А Нинка, уткнувшись в подушку, кусала ее зубами. На столе в банках стояли странные отвары. Плотно упакованный лавровый лист и что-то похожее на полынь. Она в перерывах между рыданиями пила поочередно то из одной, то из другой. Вытирала рот, от горечи становившийся косым. Заедала сухим кисельным брикетом.
Ее бросил очередной парень. Только в этот раз все в тысячу раз хуже. В этот раз она беременна. А он посмотрел пустым взглядом и вонючим ртом, со съеденным передним зубом, сказал: «Не от меня». А Нинка не стала напоминать, как он подолом ее юбки обтирал окровавленный член… И как при этом ее бил озноб…
В комнату робко постучали. Она, сидя с поджатыми под грудь ногами, прохрипела: «Войдите». На пороге стояла перепуганная девушка и с ужасом смотрела на давно не крашеный пол и запутанную постель. И на девушку, застывшую в мученической позе.

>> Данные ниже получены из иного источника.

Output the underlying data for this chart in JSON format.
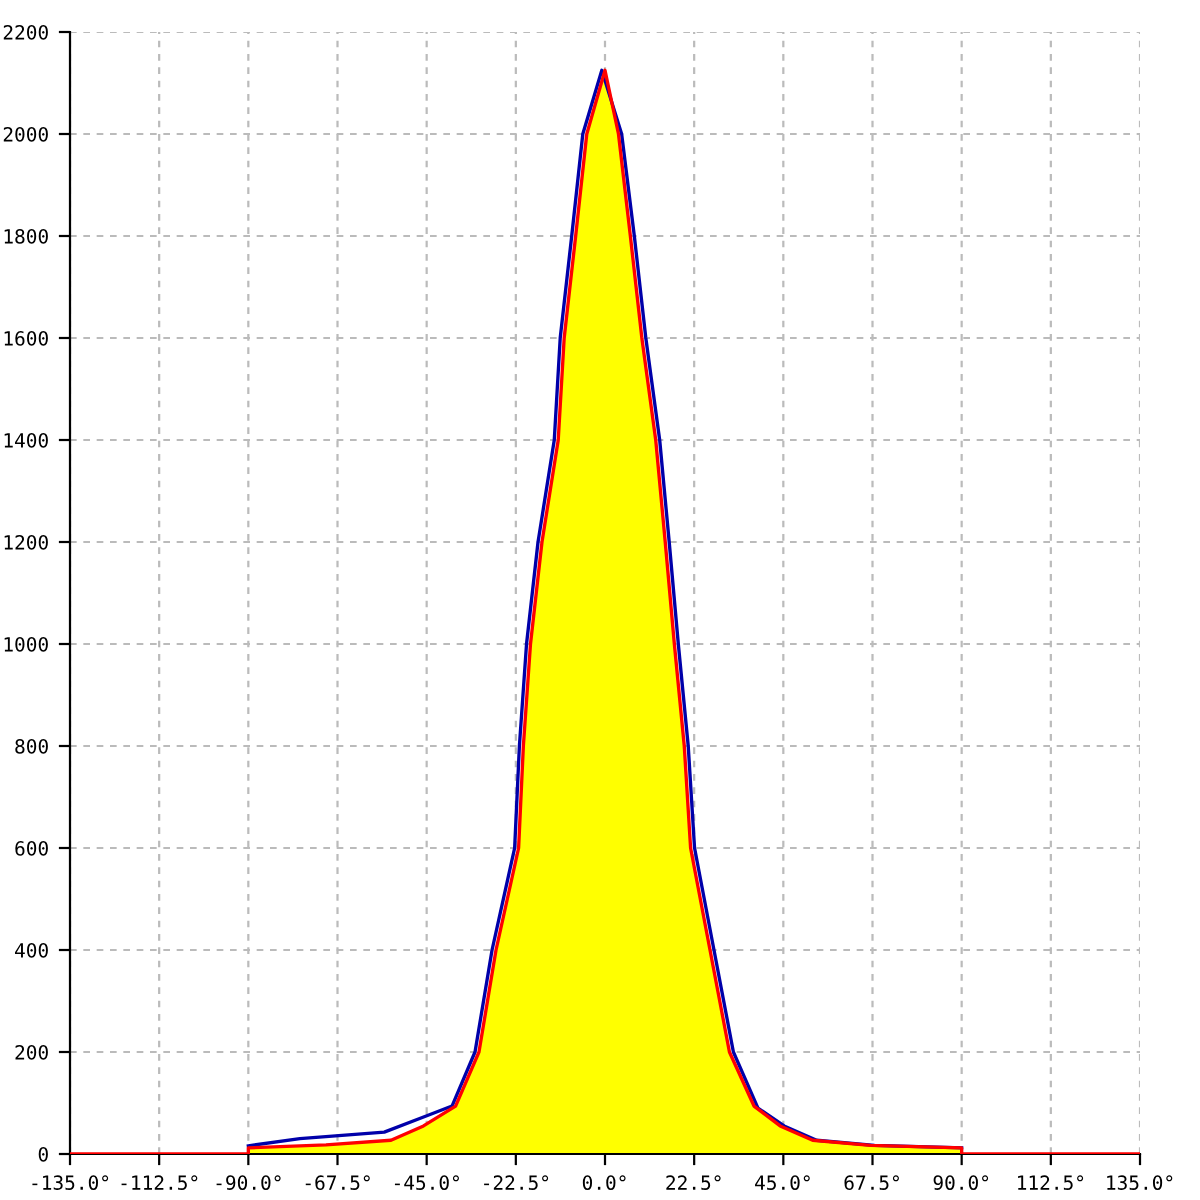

Под потолком была натянута веревка, на которой болтались два полотняных полотенца и заштопанные чулки.
Нинка, оторвавшись от разодранной подушки, спустила ноги в больничные тапки, одернула платье и кисло сказала:
– А, ты новенькая? Че стоишь, входи.
И повернулась к стене.
Аля переступила облупленный порог, поставила чемодан и остановилась.
– Не стой, как на выданье. Вот твоя кровать, тумбочка, полшкафа. Да хоть и весь шкаф, мне все равно нечего вешать.